S’il juge les renseignements et justifications fournis insuffisants, il détermine le bénéfice imposable et notifie au contribuable le chiffre qu’il se propose de substituer à celui de la déclaration en indiquant les motifs qui lui paraissent justifier le redressement.

Il invite en même temps l’intéressé à présenter, s’il y a lieu, ses observations par écrit ou verbalement dans un délai de vingt jours.

Si le désaccord persiste, celui-ci peut, à la demande du contribuable, être soumis à un préconciliateur désigné par l’organisme départemental de l’ordre professionnel ou par le syndicat ou l’association la plus représentative de la profession dans le département.

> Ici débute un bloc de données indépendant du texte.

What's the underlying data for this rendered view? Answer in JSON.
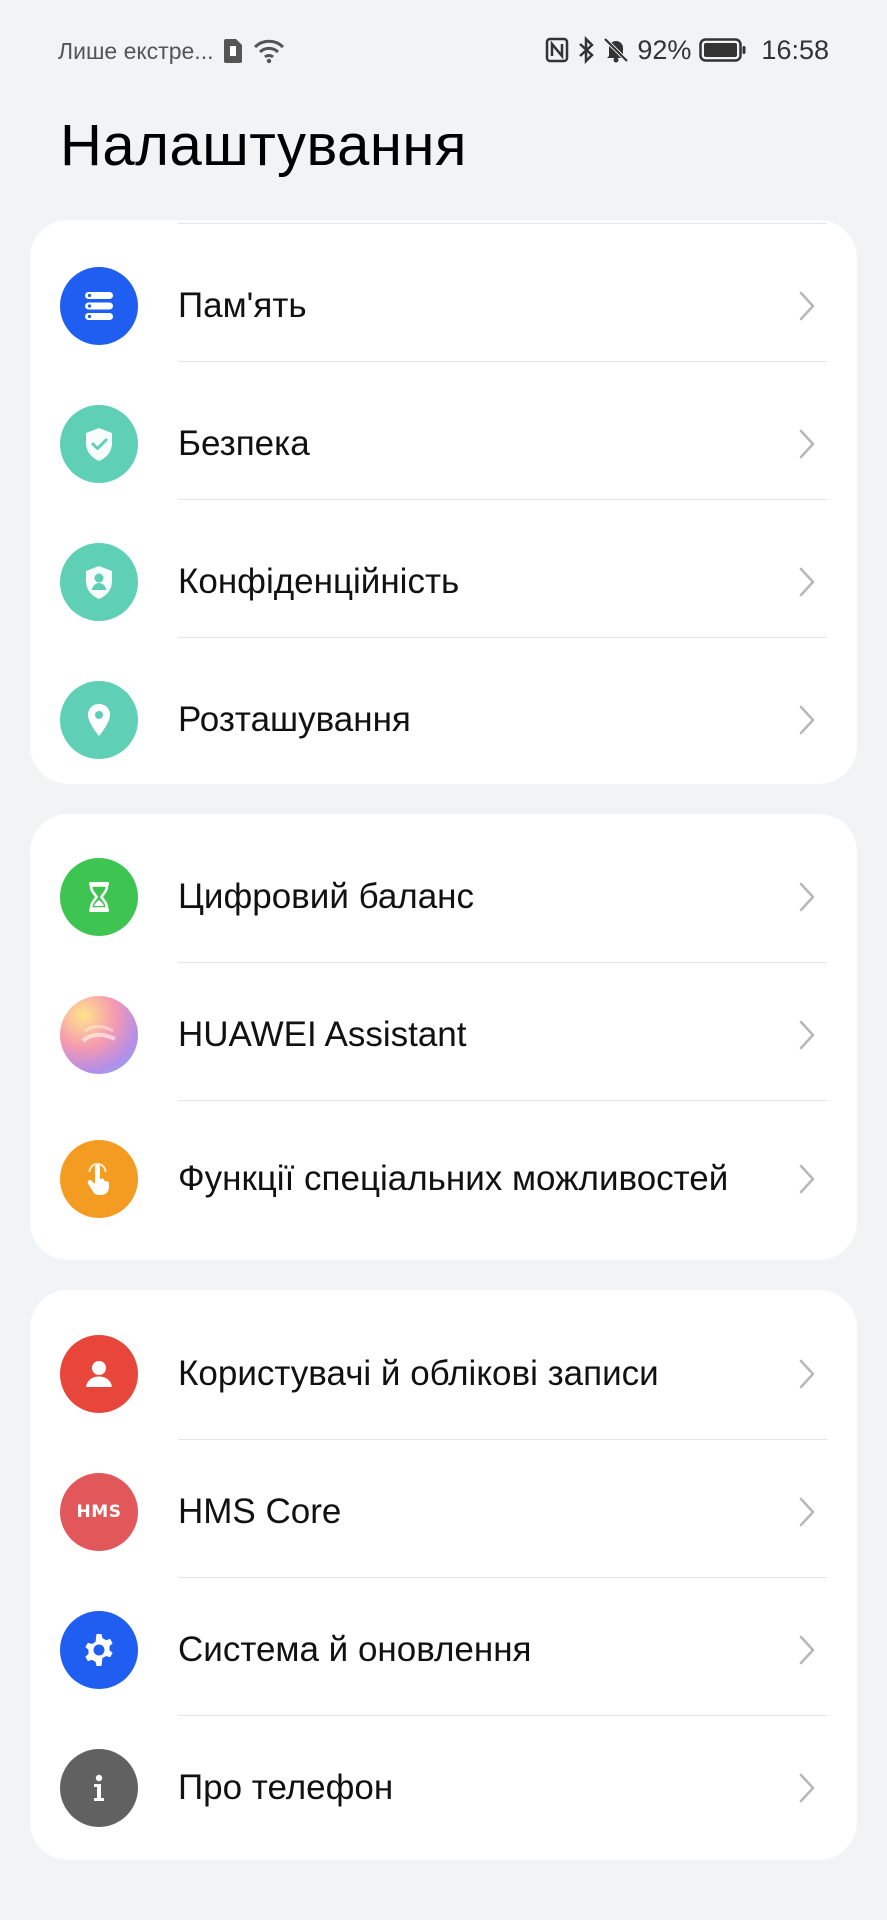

A défaut par les parties d’entériner l’avis du préconciliateur, le désaccord est soumis à l’appréciation de la commission départementale des impôts directs prévue à l’article 1651 du présent code.

L’avis de la commission est notifié au contribuable par l’inspecteur, qui l’informe en même temps du chiffre d’après lequel il se propose de le taxer.

Si cette taxation est conforme à l’appréciation de la commission, le contribuable ne peut obtenir de réduction par voie de réclamation devant la juridiction contentieuse qu’en apportant la preuve du chiffre exact de ses bénéfices.

Dans le cas contraire, la charge de la preuve incombe à l’administration en tant que le bénéfice retenu pour l’assiette de la taxe excède l’appréciation de la commission.